This isn’t for homework or anything like that. It’s for art. I can’t draw free hand at all, but with a compass and ruler, I can make some pretty nice looking stuff.

So, here is the setup. Circles A, B and C have radius r. Circle D has radius s = (2*sqrt(3) - 3)r/3

I want to construct a circle (E), that is tangent to circles A, B and D (and that’s not the same circle as C).

I know that the center of E will be on the line DT. I figured I could calculate what the radius of E would be, then construct that distance away from D and draw a circle there tangent to D.

I used Descartes’ Theorem to find the radius of E. With k[sub]1[/sub] = k[sub]2[/sub] = 1/r and k[sub]3[/sub] = 1/s = (2sqrt(3)+3)/r, then the radius of the fourth circle is either (9-4sqrt(3))r/33 = (2*sqrt(3)+1)s/11, or r, which is a good sanity check, since that is circle C.

But I have no idea how to construct that distance. And I’m sure there’s some simpler and probably more general way to do this that I can’t think of.

Well, that is a constructable distance, at least, so it’s doable. First, construct a line of length s. Then, construct a right angle on it, and another leg of length s. Connect the two legs, and the hypotenuse of the triangle has length sqrt(2)*s. Then construct a right angle on that hypotenuse, and put another leg of length s on it, and take the hypotenuse of this second triangle. That’s sqrt(3)s. Double that length, and then extend it out by s again, and you have (2sqrt(3)+1)*s. Then use the Euclidean construction (which is hard to explain in words, but which you can look up in any geometry book) to divide that length by 11.

Of course, doing all this would make a royal mess of your paper, and in practice, probably give you something a lot worse than if you had just used a ruler to measure it. I don’t know if there’s any simpler construction.

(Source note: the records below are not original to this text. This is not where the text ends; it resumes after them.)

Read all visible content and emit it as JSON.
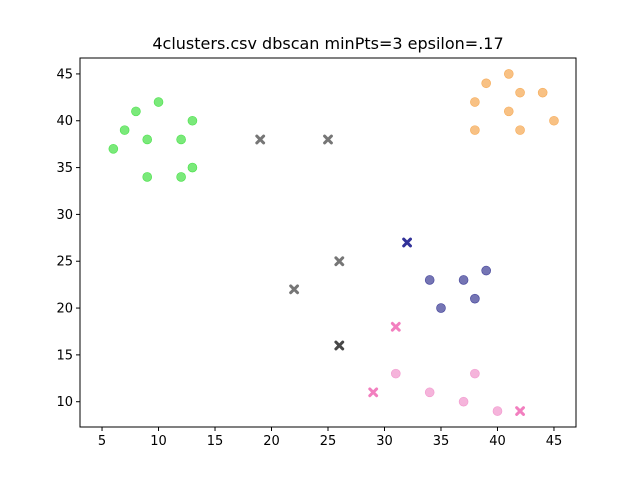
{
  "chart_data": {
    "type": "scatter",
    "title": "4clusters.csv dbscan minPts=3 epsilon=.17",
    "xlabel": "",
    "ylabel": "",
    "xlim": [
      3.05,
      46.95
    ],
    "ylim": [
      7.3,
      46.7
    ],
    "xticks": [
      5,
      10,
      15,
      20,
      25,
      30,
      35,
      40,
      45
    ],
    "yticks": [
      10,
      15,
      20,
      25,
      30,
      35,
      40,
      45
    ],
    "grid": false,
    "legend": "none",
    "series": [
      {
        "marker": "circle",
        "color": "#33dd33",
        "points": [
          [
            6,
            37
          ],
          [
            7,
            39
          ],
          [
            8,
            41
          ],
          [
            9,
            38
          ],
          [
            9,
            34
          ],
          [
            10,
            42
          ],
          [
            12,
            38
          ],
          [
            12,
            34
          ],
          [
            13,
            40
          ],
          [
            13,
            35
          ]
        ]
      },
      {
        "marker": "circle",
        "color": "#f5a042",
        "points": [
          [
            38,
            42
          ],
          [
            39,
            44
          ],
          [
            41,
            45
          ],
          [
            42,
            43
          ],
          [
            44,
            43
          ],
          [
            38,
            39
          ],
          [
            41,
            41
          ],
          [
            42,
            39
          ],
          [
            45,
            40
          ]
        ]
      },
      {
        "marker": "circle",
        "color": "#2b2b8c",
        "points": [
          [
            34,
            23
          ],
          [
            37,
            23
          ],
          [
            39,
            24
          ],
          [
            35,
            20
          ],
          [
            38,
            21
          ]
        ]
      },
      {
        "marker": "x",
        "color": "#000080",
        "points": [
          [
            32,
            27
          ]
        ]
      },
      {
        "marker": "circle",
        "color": "#f08cc8",
        "points": [
          [
            31,
            13
          ],
          [
            34,
            11
          ],
          [
            37,
            10
          ],
          [
            38,
            13
          ],
          [
            40,
            9
          ]
        ]
      },
      {
        "marker": "x",
        "color": "#f060b0",
        "points": [
          [
            31,
            18
          ],
          [
            29,
            11
          ],
          [
            42,
            9
          ]
        ]
      },
      {
        "marker": "x",
        "color": "#555555",
        "points": [
          [
            19,
            38
          ],
          [
            25,
            38
          ],
          [
            26,
            25
          ],
          [
            22,
            22
          ]
        ]
      },
      {
        "marker": "x",
        "color": "#1a1a1a",
        "points": [
          [
            26,
            16
          ]
        ]
      }
    ]
  }
}
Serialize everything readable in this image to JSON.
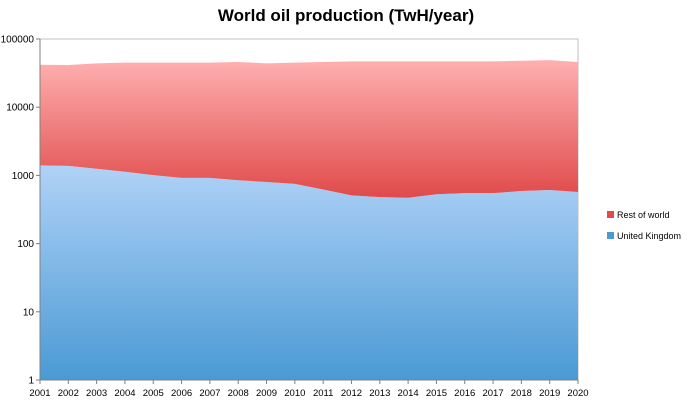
{
  "chart_data": {
    "type": "area",
    "title": "World oil production (TwH/year)",
    "xlabel": "",
    "ylabel": "",
    "y_scale": "log",
    "ylim": [
      1,
      100000
    ],
    "y_ticks": [
      "1",
      "10",
      "100",
      "1000",
      "10000",
      "100000"
    ],
    "stacked": true,
    "grid": false,
    "legend_position": "right",
    "x": [
      "2001",
      "2002",
      "2003",
      "2004",
      "2005",
      "2006",
      "2007",
      "2008",
      "2009",
      "2010",
      "2011",
      "2012",
      "2013",
      "2014",
      "2015",
      "2016",
      "2017",
      "2018",
      "2019",
      "2020"
    ],
    "series": [
      {
        "name": "United Kingdom",
        "color": "#4a9ad4",
        "color_light": "#b0d2f7",
        "values": [
          1400,
          1380,
          1250,
          1130,
          1010,
          920,
          920,
          850,
          800,
          750,
          620,
          510,
          480,
          470,
          530,
          550,
          550,
          590,
          610,
          570
        ]
      },
      {
        "name": "Rest of world",
        "color": "#e04a4a",
        "color_light": "#ffb0b0",
        "values": [
          40600,
          40120,
          42750,
          43870,
          43990,
          44080,
          44080,
          45150,
          43200,
          44250,
          45380,
          46490,
          46520,
          46530,
          46470,
          46450,
          46450,
          47410,
          48390,
          45430
        ]
      }
    ],
    "legend_order": [
      "Rest of world",
      "United Kingdom"
    ]
  }
}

First note that the locus of centers of circles which are tangent to two given circles X and Y, which themselves are tangent at V, is generally one branch of a hyperbola, with foci at X and Y, and vertex V. So the “Soddy circle” tangent to three mutually-tangent circles generally has its center at the intersection of three hyperbolas.

Your problem is a little easier, because the “hyperbola” formed by circles A and B is degenerate; it’s just the line TD. So all you need to do is find the intersection of this line with (the appropriate branch of) the hyperbola h with foci A and D, and vertex V at the tangent point of A and D.

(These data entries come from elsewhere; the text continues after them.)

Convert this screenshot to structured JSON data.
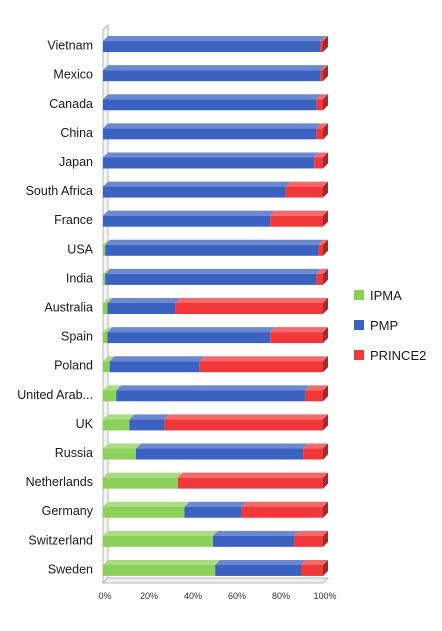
{
  "chart_data": {
    "type": "bar",
    "stacked": "percent",
    "orientation": "horizontal",
    "title": "",
    "xlabel": "",
    "ylabel": "",
    "xlim": [
      0,
      100
    ],
    "x_ticks": [
      "0%",
      "20%",
      "40%",
      "60%",
      "80%",
      "100%"
    ],
    "categories": [
      "Vietnam",
      "Mexico",
      "Canada",
      "China",
      "Japan",
      "South Africa",
      "France",
      "USA",
      "India",
      "Australia",
      "Spain",
      "Poland",
      "United Arab...",
      "UK",
      "Russia",
      "Netherlands",
      "Germany",
      "Switzerland",
      "Sweden"
    ],
    "series": [
      {
        "name": "IPMA",
        "color": "#8cd05a",
        "values": [
          0,
          0,
          0,
          0,
          0,
          0,
          0,
          1,
          1,
          2,
          2,
          3,
          6,
          12,
          15,
          34,
          37,
          50,
          51
        ]
      },
      {
        "name": "PMP",
        "color": "#3b62c0",
        "values": [
          99,
          99,
          97,
          97,
          96,
          83,
          76,
          97,
          96,
          31,
          74,
          41,
          86,
          16,
          76,
          0,
          26,
          37,
          39
        ]
      },
      {
        "name": "PRINCE2",
        "color": "#f0383b",
        "values": [
          1,
          1,
          3,
          3,
          4,
          17,
          24,
          2,
          3,
          67,
          24,
          56,
          8,
          72,
          9,
          66,
          37,
          13,
          10
        ]
      }
    ],
    "legend_position": "right",
    "grid": false
  }
}
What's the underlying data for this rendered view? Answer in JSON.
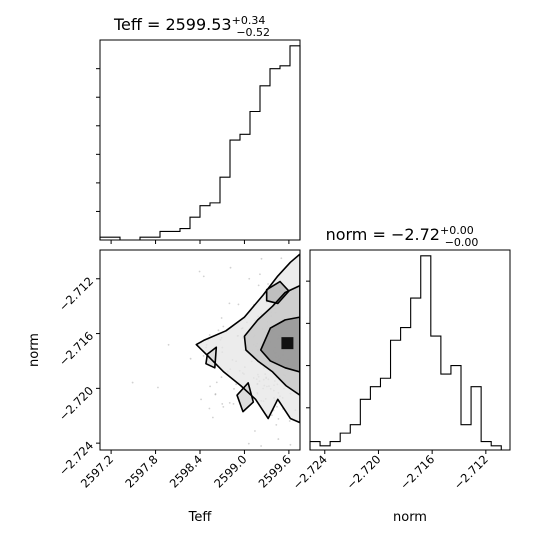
{
  "chart_data": [
    {
      "type": "histogram",
      "panel": "Teff marginal",
      "title_main": "Teff = 2599.53",
      "title_sup": "+0.34",
      "title_sub": "−0.52",
      "x_range": [
        2597.05,
        2599.75
      ],
      "bin_edges": [
        2597.05,
        2597.185,
        2597.32,
        2597.455,
        2597.59,
        2597.725,
        2597.86,
        2597.995,
        2598.13,
        2598.265,
        2598.4,
        2598.535,
        2598.67,
        2598.805,
        2598.94,
        2599.075,
        2599.21,
        2599.345,
        2599.48,
        2599.615,
        2599.75
      ],
      "counts": [
        1,
        1,
        0,
        0,
        1,
        1,
        3,
        3,
        4,
        8,
        12,
        13,
        22,
        35,
        37,
        45,
        54,
        60,
        61,
        68
      ],
      "y_max": 68,
      "x_tick_labels_shown": false,
      "y_tick_labels_shown": false
    },
    {
      "type": "contour",
      "panel": "Teff vs norm",
      "xlabel": "Teff",
      "ylabel": "norm",
      "x_range": [
        2597.05,
        2599.75
      ],
      "y_range": [
        -2.7245,
        -2.7099
      ],
      "x_ticks": [
        "2597.2",
        "2597.8",
        "2598.4",
        "2599.0",
        "2599.6"
      ],
      "y_ticks": [
        "−2.712",
        "−2.716",
        "−2.720",
        "−2.724"
      ],
      "x_tick_values": [
        2597.2,
        2597.8,
        2598.4,
        2599.0,
        2599.6
      ],
      "y_tick_values": [
        -2.712,
        -2.716,
        -2.72,
        -2.724
      ],
      "density_peak": [
        2599.6,
        -2.7174
      ],
      "contours": [
        [
          [
            2598.45,
            -2.7165
          ],
          [
            2598.75,
            -2.7158
          ],
          [
            2599.0,
            -2.7148
          ],
          [
            2599.25,
            -2.7132
          ],
          [
            2599.45,
            -2.7118
          ],
          [
            2599.62,
            -2.7108
          ],
          [
            2599.75,
            -2.7102
          ],
          [
            2599.75,
            -2.7225
          ],
          [
            2599.62,
            -2.7222
          ],
          [
            2599.45,
            -2.7208
          ],
          [
            2599.32,
            -2.7222
          ],
          [
            2599.15,
            -2.7208
          ],
          [
            2598.95,
            -2.7198
          ],
          [
            2598.72,
            -2.7188
          ],
          [
            2598.5,
            -2.7176
          ],
          [
            2598.35,
            -2.7168
          ]
        ],
        [
          [
            2599.0,
            -2.7162
          ],
          [
            2599.18,
            -2.715
          ],
          [
            2599.38,
            -2.714
          ],
          [
            2599.55,
            -2.713
          ],
          [
            2599.75,
            -2.7125
          ],
          [
            2599.75,
            -2.7205
          ],
          [
            2599.56,
            -2.7198
          ],
          [
            2599.38,
            -2.7188
          ],
          [
            2599.18,
            -2.718
          ],
          [
            2599.02,
            -2.7172
          ]
        ],
        [
          [
            2599.22,
            -2.7172
          ],
          [
            2599.35,
            -2.7156
          ],
          [
            2599.55,
            -2.715
          ],
          [
            2599.75,
            -2.7148
          ],
          [
            2599.75,
            -2.7188
          ],
          [
            2599.55,
            -2.7185
          ],
          [
            2599.35,
            -2.718
          ]
        ],
        [
          [
            2599.3,
            -2.7128
          ],
          [
            2599.48,
            -2.7122
          ],
          [
            2599.6,
            -2.7129
          ],
          [
            2599.45,
            -2.7138
          ],
          [
            2599.3,
            -2.7136
          ]
        ],
        [
          [
            2598.9,
            -2.7205
          ],
          [
            2599.05,
            -2.7196
          ],
          [
            2599.12,
            -2.721
          ],
          [
            2598.98,
            -2.7217
          ]
        ],
        [
          [
            2598.5,
            -2.7175
          ],
          [
            2598.62,
            -2.717
          ],
          [
            2598.6,
            -2.7185
          ],
          [
            2598.48,
            -2.7182
          ]
        ]
      ]
    },
    {
      "type": "histogram",
      "panel": "norm marginal",
      "title_main": "norm = −2.72",
      "title_sup": "+0.00",
      "title_sub": "−0.00",
      "xlabel": "norm",
      "x_range": [
        -2.7251,
        -2.7102
      ],
      "x_ticks": [
        "−2.724",
        "−2.720",
        "−2.716",
        "−2.712"
      ],
      "x_tick_values": [
        -2.724,
        -2.72,
        -2.716,
        -2.712
      ],
      "bin_edges": [
        -2.7251,
        -2.72435,
        -2.7236,
        -2.72285,
        -2.7221,
        -2.72135,
        -2.7206,
        -2.71985,
        -2.7191,
        -2.71835,
        -2.7176,
        -2.71685,
        -2.7161,
        -2.71535,
        -2.7146,
        -2.71385,
        -2.7131,
        -2.71235,
        -2.7116,
        -2.71085,
        -2.7102
      ],
      "counts": [
        2,
        1,
        2,
        4,
        6,
        12,
        15,
        17,
        26,
        29,
        36,
        46,
        27,
        18,
        20,
        6,
        15,
        2,
        1,
        0
      ],
      "y_max": 46,
      "y_tick_labels_shown": false
    }
  ]
}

This isn’t so hard. Recall that a branch of a hyperbola (with foci X and Y) is the locus of points P such that the difference of distances XP-YP=d is constant. For the hyperbola h that we’re interested in, we know the foci (A and D) and a point on h (namely V), so we can construct the distance d. [Draw a circle centered at V with radius VD; it intersects AD again at a point W. Now AW=AV-DV=d is the difference of distances for h.]

Now you want to find the point E on TD, toward T from D, such that
AE-DE=d=AW.
Start by marking off distance d=AW, along TD from D away from T; call this point U, so that DU=d=AW. Now you want to find point E such that
AE=DE+AW=De+DU=ZU:
that is, E is equidistant from A and U. So E lies on the perpendicular bisector of AU, and also on DT, and so you’ve found it.

Omphaloskeptic, that’s an interesting approach that I wouldn’t have thought of. I’ll see what else I can apply it to.

ZenBeam, thanks!

Since I already have a circle of radius s, there’s a simpler way to get 2sqrt(3). Find two points on circle D with are distance s apart. Find the midpoint between them. The distance from that point to the center of the circle is sqrt(3)*s/2. Then quadruple that.

D’oh, of course. I saw “That’s the square root of an integer. I’ll use the standard method for constructing the square root of an arbitrary integer”, and didn’t even stop to think about easier ways to get sqrt(3) specifically.